While you’re schmoozing with the sales team, make sure you get the skinny on the onboarding process. A dedicated staff that attends to your go-live day needs and assists in training up your staff is a huge plus, because things can go sideways. “In the case of the worst go-live I’ve ever seen,” Freivogel said, “the POS company did nothing to ascertain site readiness, and the staff was not trained on the new system at all.” That obviously won’t happen to you, wise reader, but if your would-be partner isn’t set up to help you execute a flawless launch, you might consider that a red flag.

Wainwright advises that you keep the old system running for a bit before you phase it out completely, in case something goes wrong with the implementation of the new. To avoid any down time, Wainwright said, Seamore’s kept both systems in place for a spell as they worked out the kinks. Overall, the shift went smoothly, but it wasn’t without its drama.

“In the years when I was overseeing switches from one legacy system to another, we’d run into these massive problems involving outlet placement, because everything had to be hardwired,” Wainwright said. “Most of our Toast equipment is handheld, but we still had some issues. The hardest part was making sure all the devices were routed to the correct printers. We had the bar tickets printing to the kitchen for a little bit, which was kind of a disaster.”

Snafus aside, Wainwright believes that the future of POS-switching is sunnier than the past, especially given that the overwhelming majority of operators who switch are moving to cloud-based systems. “It used to be a much harder process, and it involved a lot of loss,” he said. “In the old days, when the only option was to switch from one legacy system to another, you had to completely write off and get rid of all your existing equipment — which, again, cost you a ton — because it wasn’t compatible with the new system. The switch from one cloud-based system to another was ultimately really simple, and Toast had a good roadmap for us to follow.”
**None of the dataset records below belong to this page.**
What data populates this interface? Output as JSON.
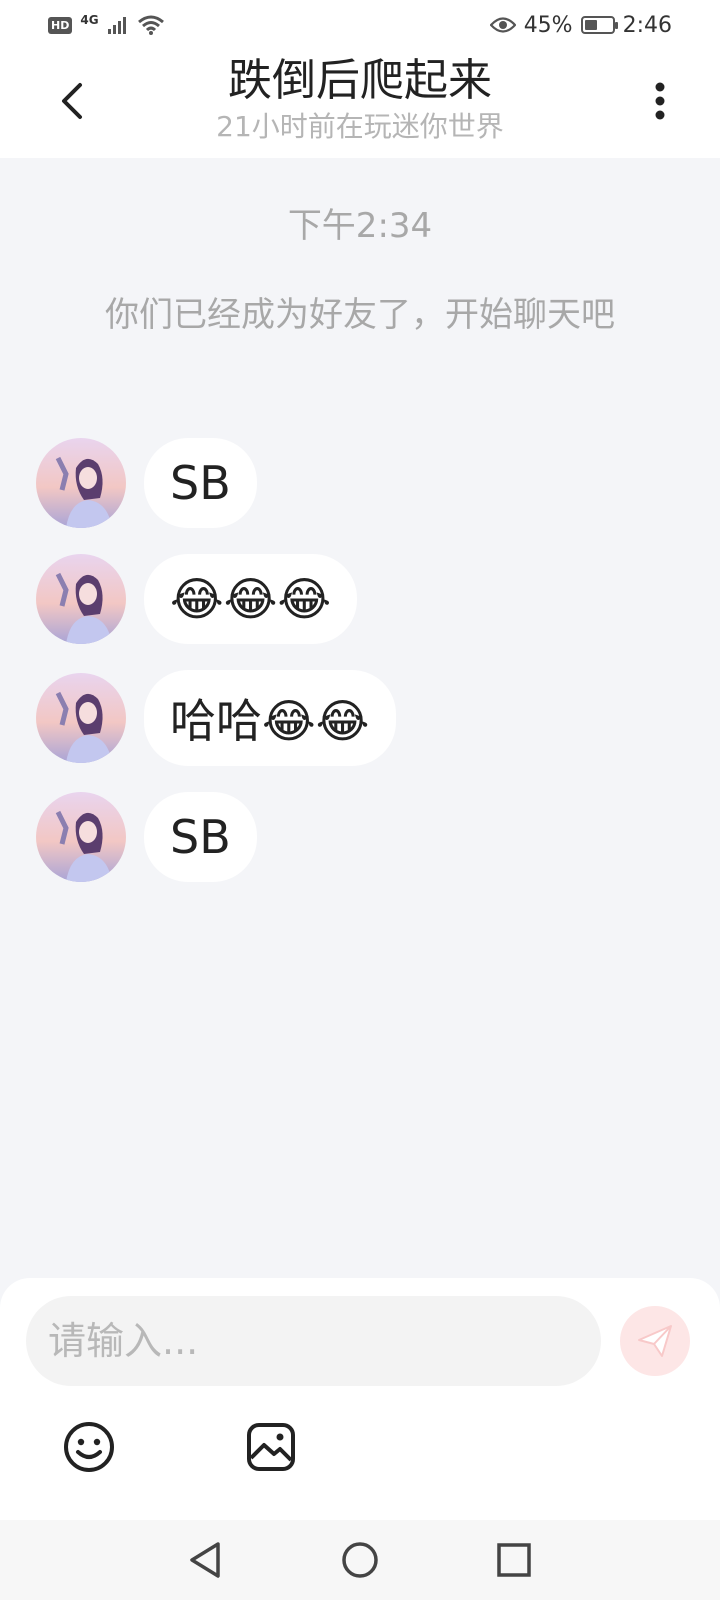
{
  "status_bar": {
    "hd": "HD",
    "network": "4G",
    "battery_percent": "45%",
    "battery_level": 0.45,
    "time": "2:46",
    "icons": [
      "signal-icon",
      "wifi-icon",
      "eye-icon",
      "battery-icon"
    ]
  },
  "header": {
    "title": "跌倒后爬起来",
    "subtitle": "21小时前在玩迷你世界",
    "back_icon": "back-icon",
    "more_icon": "more-vertical-icon"
  },
  "chat": {
    "timestamp": "下午2:34",
    "system_message": "你们已经成为好友了，开始聊天吧",
    "messages": [
      {
        "text": "SB"
      },
      {
        "text": "😂😂😂"
      },
      {
        "text": "哈哈😂😂"
      },
      {
        "text": "SB"
      }
    ]
  },
  "composer": {
    "placeholder": "请输入...",
    "send_icon": "send-icon",
    "emoji_icon": "emoji-icon",
    "image_icon": "image-icon"
  },
  "nav": {
    "icons": [
      "back-triangle-icon",
      "home-circle-icon",
      "recents-square-icon"
    ]
  },
  "colors": {
    "background": "#f4f5f8",
    "bubble": "#ffffff",
    "send_button": "#fde6e6",
    "hint_text": "#a8a8a8"
  }
}
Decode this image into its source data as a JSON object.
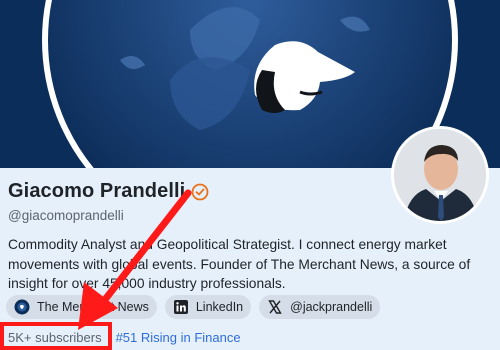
{
  "profile": {
    "name": "Giacomo Prandelli",
    "handle": "@giacomoprandelli",
    "bio": "Commodity Analyst and Geopolitical Strategist. I connect energy market movements with global events. Founder of The Merchant News, a source of insight for over 45,000 industry professionals."
  },
  "links": [
    {
      "label": "The Merchant News",
      "icon": "merchant-news-logo-icon"
    },
    {
      "label": "LinkedIn",
      "icon": "linkedin-icon"
    },
    {
      "label": "@jackprandelli",
      "icon": "x-icon"
    }
  ],
  "stats": {
    "subscribers": "5K+ subscribers",
    "ranking": "#51 Rising in Finance"
  },
  "colors": {
    "banner": "#0a2e5c",
    "verified": "#e8731a",
    "link": "#2f6ed8",
    "annotation": "#ff1a1a"
  }
}
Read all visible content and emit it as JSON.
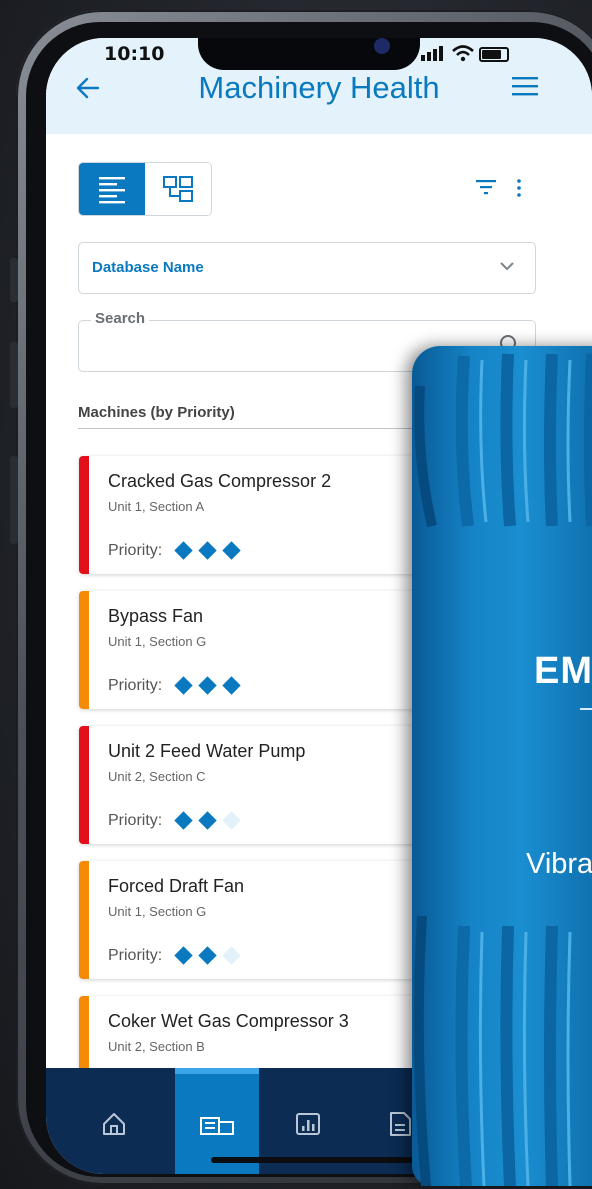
{
  "status_bar": {
    "time": "10:10"
  },
  "header": {
    "title": "Machinery Health"
  },
  "toolbar": {
    "view_modes": [
      "list",
      "tree"
    ],
    "active_view": "list"
  },
  "database_select": {
    "label": "Database Name"
  },
  "search": {
    "label": "Search",
    "value": ""
  },
  "machines_section": {
    "title": "Machines (by Priority)"
  },
  "machines": [
    {
      "name": "Cracked Gas Compressor 2",
      "location": "Unit 1, Section A",
      "priority_label": "Priority:",
      "priority": 3,
      "status_color": "#e3101b"
    },
    {
      "name": "Bypass Fan",
      "location": "Unit 1, Section G",
      "priority_label": "Priority:",
      "priority": 3,
      "status_color": "#f58a07"
    },
    {
      "name": "Unit 2 Feed Water Pump",
      "location": "Unit 2, Section C",
      "priority_label": "Priority:",
      "priority": 2,
      "status_color": "#e3101b"
    },
    {
      "name": "Forced Draft Fan",
      "location": "Unit 1, Section G",
      "priority_label": "Priority:",
      "priority": 2,
      "status_color": "#f58a07"
    },
    {
      "name": "Coker Wet Gas Compressor 3",
      "location": "Unit 2, Section B",
      "priority_label": "",
      "priority": 0,
      "status_color": "#f58a07"
    }
  ],
  "bottom_nav": {
    "items": [
      "home-icon",
      "machines-icon",
      "reports-icon",
      "document-icon"
    ],
    "active": 1
  },
  "device": {
    "brand": "EM",
    "label": "Vibra"
  },
  "colors": {
    "accent": "#0a79c0",
    "nav_bg": "#0c2c54",
    "header_bg": "#e4f2fb"
  }
}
Freivogel shares that optimism. “I’d say there’s a correlation between go-lives that go smoothly and the POS solutions that are growing the fastest,” he said, referring, of course, to cloud-based systems like Toast and Square.
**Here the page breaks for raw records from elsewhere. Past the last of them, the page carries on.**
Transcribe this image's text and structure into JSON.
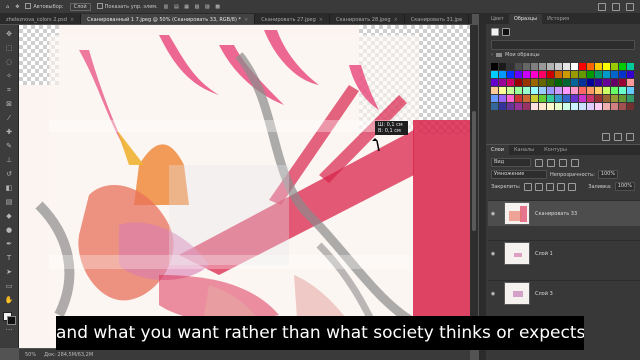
{
  "options_bar": {
    "auto_select_label": "Автовыбор:",
    "auto_select_value": "Слой",
    "show_controls_label": "Показать упр. элем."
  },
  "tabs": [
    {
      "label": "zheleznova_colors 2.psd",
      "active": false
    },
    {
      "label": "Сканированный 1 7.jpeg @ 50% (Сканировать 33, RGB/8) *",
      "active": true
    },
    {
      "label": "Сканировать 27.jpeg",
      "active": false
    },
    {
      "label": "Сканировать 28.jpeg",
      "active": false
    },
    {
      "label": "Сканировать 31.jpe",
      "active": false
    }
  ],
  "tab_close_glyph": "×",
  "transform_tooltip": {
    "x_line": "Ш: 0,1 см",
    "y_line": "В: 0,1 см"
  },
  "subtitle": "and what you want rather than what society thinks or expects of you.",
  "status": {
    "zoom": "50%",
    "doc_size": "Док: 284,5M/63,2M"
  },
  "swatches_panel": {
    "tabs": [
      {
        "label": "Цвет",
        "active": false
      },
      {
        "label": "Образцы",
        "active": true
      },
      {
        "label": "История",
        "active": false
      }
    ],
    "folder_label": "Мои образцы",
    "colors": [
      "#000000",
      "#1a1a1a",
      "#333333",
      "#4d4d4d",
      "#666666",
      "#808080",
      "#999999",
      "#b3b3b3",
      "#cccccc",
      "#e6e6e6",
      "#ffffff",
      "#ff0000",
      "#ff6600",
      "#ffcc00",
      "#ffff00",
      "#99cc00",
      "#00cc00",
      "#00cc99",
      "#00ccff",
      "#0099ff",
      "#0033ff",
      "#6600ff",
      "#cc00ff",
      "#ff00cc",
      "#ff0066",
      "#cc0000",
      "#cc6600",
      "#cc9900",
      "#999900",
      "#669900",
      "#009900",
      "#009966",
      "#0099cc",
      "#0066cc",
      "#0033cc",
      "#3300cc",
      "#6600cc",
      "#990099",
      "#cc0066",
      "#990000",
      "#993300",
      "#996600",
      "#666600",
      "#336600",
      "#006600",
      "#006633",
      "#006699",
      "#003399",
      "#000099",
      "#330099",
      "#660099",
      "#660066",
      "#990033",
      "#ff9999",
      "#ffcc99",
      "#ffff99",
      "#ccff99",
      "#99ff99",
      "#99ffcc",
      "#99ffff",
      "#99ccff",
      "#9999ff",
      "#cc99ff",
      "#ff99ff",
      "#ff99cc",
      "#ff6666",
      "#ff9966",
      "#ffcc66",
      "#ccff66",
      "#66ff66",
      "#66ffcc",
      "#66ccff",
      "#6699ff",
      "#9966ff",
      "#ff66cc",
      "#cc3333",
      "#cc6633",
      "#cccc33",
      "#66cc33",
      "#33cc99",
      "#3399cc",
      "#3366cc",
      "#6633cc",
      "#cc33cc",
      "#cc3366",
      "#993333",
      "#996633",
      "#999933",
      "#669933",
      "#339966",
      "#336699",
      "#333399",
      "#663399",
      "#993399",
      "#993366",
      "#ffe0e0",
      "#ffe8cc",
      "#fffacc",
      "#e8ffcc",
      "#ccffe8",
      "#ccf2ff",
      "#cce0ff",
      "#e0ccff",
      "#ffccf2",
      "#f0b0b0",
      "#d08080",
      "#a05050",
      "#703030"
    ]
  },
  "layers_panel": {
    "tabs": [
      {
        "label": "Слои",
        "active": true
      },
      {
        "label": "Каналы",
        "active": false
      },
      {
        "label": "Контуры",
        "active": false
      }
    ],
    "kind_filter": "Вид",
    "blend_mode": "Умножение",
    "opacity_label": "Непрозрачность:",
    "opacity_value": "100%",
    "lock_label": "Закрепить:",
    "fill_label": "Заливка:",
    "fill_value": "100%",
    "layers": [
      {
        "name": "Сканировать 33",
        "visible": true,
        "selected": true
      },
      {
        "name": "Слой 1",
        "visible": true,
        "selected": false
      },
      {
        "name": "Слой 3",
        "visible": true,
        "selected": false
      }
    ]
  },
  "colors": {
    "accent_red": "#d9234b",
    "panel_bg": "#383838",
    "selected_layer": "#4d4d4d"
  }
}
So, if you’re looking to make a switch: do your research, plan ahead for go-live day, and be prepared for something to go wrong. When it does, call up the (hopefully) helpful, friendly tech support team at your new company. And on the big day, in case you hear the sound of bar tickets printing in the kitchen, just remember the words of Christopher Robin, another A.A. Milne creation: “You’re braver than you believe, stronger than you seem, and smarter than you believe.”